Additional Necessary Reforms
BIO also seeks inclusion of the following provisions, as recommended by the National Academies of Science: Inequitable Conduct reform: Since the early 109th Congress, the main patent reform bills have all contained proposals to implement the National Academies’ recommendation for reform of the Inequitable Conduct doctrine. H.R. 1908 fails to address this important concern entirely. “Inequitable conduct” is a frequently-abused defense in patent litigation by which infringers can allege that otherwise valid patents are “unenforceable” due to alleged misrepresentations or omissions during the patent application process. The threat of such accusations is chilling communications between patent applicants and examiners, and is negatively impacting the quality and efficiency of patent examination today. It also is a key driver in the cost and length of patent litigation, and has been described as a “plague” by the U.S. Court of Appeals for the Federal Circuit. BIO believes that this doctrine should be abolished. The regulation of applicant conduct should be committed to the expert agency, the PTO. Courts should address objective questions of patent validity, infringement, and anticompetitive behavior, and should no longer have authority to declare objectively valid patents unenforceable for reasons unrelated to actual invalidity. The absence of Inequitable Conduct repeal is now of even greater concern due to the bill’s inclusion of a new post-grant cancellation proceeding and substantive PTO rulemaking authority. Creating a new post-grant system without repealing this antiquated doctrine will open up a new vein of inequitable conduct accusations, with post-grant proceedings being used to “mine” the record for possible instances of Inequitable Conduct, and with patent owners’ statements in defense of their patents being used against them in later district court litigation.
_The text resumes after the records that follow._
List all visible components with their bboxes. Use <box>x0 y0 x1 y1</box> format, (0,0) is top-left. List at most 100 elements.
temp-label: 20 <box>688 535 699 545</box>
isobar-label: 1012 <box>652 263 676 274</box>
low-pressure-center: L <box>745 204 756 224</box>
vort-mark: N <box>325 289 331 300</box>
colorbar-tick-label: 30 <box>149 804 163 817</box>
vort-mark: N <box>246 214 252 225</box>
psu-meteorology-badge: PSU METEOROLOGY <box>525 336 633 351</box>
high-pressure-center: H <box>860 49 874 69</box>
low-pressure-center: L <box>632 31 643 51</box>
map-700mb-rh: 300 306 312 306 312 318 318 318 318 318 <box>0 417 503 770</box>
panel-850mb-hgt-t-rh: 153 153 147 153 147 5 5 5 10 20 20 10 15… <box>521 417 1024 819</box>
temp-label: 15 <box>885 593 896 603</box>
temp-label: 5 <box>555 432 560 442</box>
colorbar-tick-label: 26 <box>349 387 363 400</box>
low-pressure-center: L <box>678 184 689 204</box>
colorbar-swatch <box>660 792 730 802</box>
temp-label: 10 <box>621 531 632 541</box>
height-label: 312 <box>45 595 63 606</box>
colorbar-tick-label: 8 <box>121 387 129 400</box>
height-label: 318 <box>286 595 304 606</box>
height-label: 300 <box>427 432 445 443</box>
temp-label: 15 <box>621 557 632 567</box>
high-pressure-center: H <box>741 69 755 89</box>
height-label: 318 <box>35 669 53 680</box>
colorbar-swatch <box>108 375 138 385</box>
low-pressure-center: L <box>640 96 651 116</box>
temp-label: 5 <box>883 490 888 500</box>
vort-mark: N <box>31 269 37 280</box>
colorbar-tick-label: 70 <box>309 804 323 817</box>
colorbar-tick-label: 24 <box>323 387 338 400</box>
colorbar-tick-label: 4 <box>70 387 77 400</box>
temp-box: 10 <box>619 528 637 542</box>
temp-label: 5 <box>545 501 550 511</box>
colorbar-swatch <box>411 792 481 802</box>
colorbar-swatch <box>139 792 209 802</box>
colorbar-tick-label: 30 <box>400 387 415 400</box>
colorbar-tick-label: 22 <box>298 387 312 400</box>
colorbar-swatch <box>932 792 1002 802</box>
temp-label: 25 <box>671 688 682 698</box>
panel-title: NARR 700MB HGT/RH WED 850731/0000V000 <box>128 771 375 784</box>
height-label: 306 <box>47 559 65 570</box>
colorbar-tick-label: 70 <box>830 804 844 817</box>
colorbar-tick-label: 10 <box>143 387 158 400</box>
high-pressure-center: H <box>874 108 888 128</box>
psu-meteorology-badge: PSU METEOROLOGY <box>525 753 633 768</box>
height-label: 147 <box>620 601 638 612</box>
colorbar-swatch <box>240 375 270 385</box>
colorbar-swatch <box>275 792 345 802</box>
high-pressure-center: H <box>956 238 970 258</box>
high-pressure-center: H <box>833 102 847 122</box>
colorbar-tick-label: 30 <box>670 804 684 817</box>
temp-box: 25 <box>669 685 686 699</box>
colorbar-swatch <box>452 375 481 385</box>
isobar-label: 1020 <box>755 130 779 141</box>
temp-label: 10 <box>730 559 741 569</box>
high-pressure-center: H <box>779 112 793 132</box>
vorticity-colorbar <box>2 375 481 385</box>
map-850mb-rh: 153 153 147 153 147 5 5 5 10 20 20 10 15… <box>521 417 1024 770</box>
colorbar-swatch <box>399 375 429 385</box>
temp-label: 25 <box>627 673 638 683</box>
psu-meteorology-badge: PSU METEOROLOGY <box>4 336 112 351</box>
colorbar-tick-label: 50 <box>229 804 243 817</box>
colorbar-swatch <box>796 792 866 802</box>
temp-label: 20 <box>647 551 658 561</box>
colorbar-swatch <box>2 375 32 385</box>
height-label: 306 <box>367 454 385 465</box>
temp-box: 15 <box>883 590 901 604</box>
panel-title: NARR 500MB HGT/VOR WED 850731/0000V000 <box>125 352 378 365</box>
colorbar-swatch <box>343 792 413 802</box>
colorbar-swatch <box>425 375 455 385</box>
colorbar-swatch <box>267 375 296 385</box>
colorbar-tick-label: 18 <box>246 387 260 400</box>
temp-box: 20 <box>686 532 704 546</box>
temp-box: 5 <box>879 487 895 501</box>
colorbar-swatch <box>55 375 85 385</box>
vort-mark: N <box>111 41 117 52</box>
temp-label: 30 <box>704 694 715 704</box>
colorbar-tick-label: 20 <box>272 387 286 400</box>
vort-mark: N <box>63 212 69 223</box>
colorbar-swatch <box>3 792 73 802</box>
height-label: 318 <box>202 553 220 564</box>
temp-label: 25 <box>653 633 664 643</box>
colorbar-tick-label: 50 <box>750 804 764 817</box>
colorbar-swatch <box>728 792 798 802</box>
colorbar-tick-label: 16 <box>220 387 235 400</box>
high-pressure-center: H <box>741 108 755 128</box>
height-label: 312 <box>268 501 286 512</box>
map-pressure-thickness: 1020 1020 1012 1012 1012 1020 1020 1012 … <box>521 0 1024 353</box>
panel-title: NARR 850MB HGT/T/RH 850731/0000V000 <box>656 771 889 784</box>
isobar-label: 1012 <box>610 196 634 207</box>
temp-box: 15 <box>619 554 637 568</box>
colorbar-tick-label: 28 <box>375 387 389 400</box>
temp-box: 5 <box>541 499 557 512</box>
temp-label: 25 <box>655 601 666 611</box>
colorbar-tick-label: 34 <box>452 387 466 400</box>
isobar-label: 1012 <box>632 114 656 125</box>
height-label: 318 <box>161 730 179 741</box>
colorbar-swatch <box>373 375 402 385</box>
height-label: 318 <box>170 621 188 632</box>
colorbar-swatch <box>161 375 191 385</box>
Best Mode repeal: H.R. 1908 also fails to repeal the Best Mode requirement. Best Mode is an old requirement under U.S. patent law that has no counterpart in foreign law, according to which the inventor must describe the best mode of practicing her or his invention. BIO believes that this doctrine has outlived its usefulness as a requirement of patentability, and is instead used in modern patent litigation to attack the state of mind of the inventor at the time the patent application was filed. In order to enhance objectivity in the patent application and litigation context, BIO believes that the Best Mode requirement should be repealed.
In conclusion, BIO urges this Committee to continue its consultation with affected industry sectors. As noted, intellectual property protection is a critical element of biotechnology product development and job growth, and while BIO supports efforts to strengthen this system, we look forward to working with the Congress to improve the patent system in ways that can be supported by all innovative industries.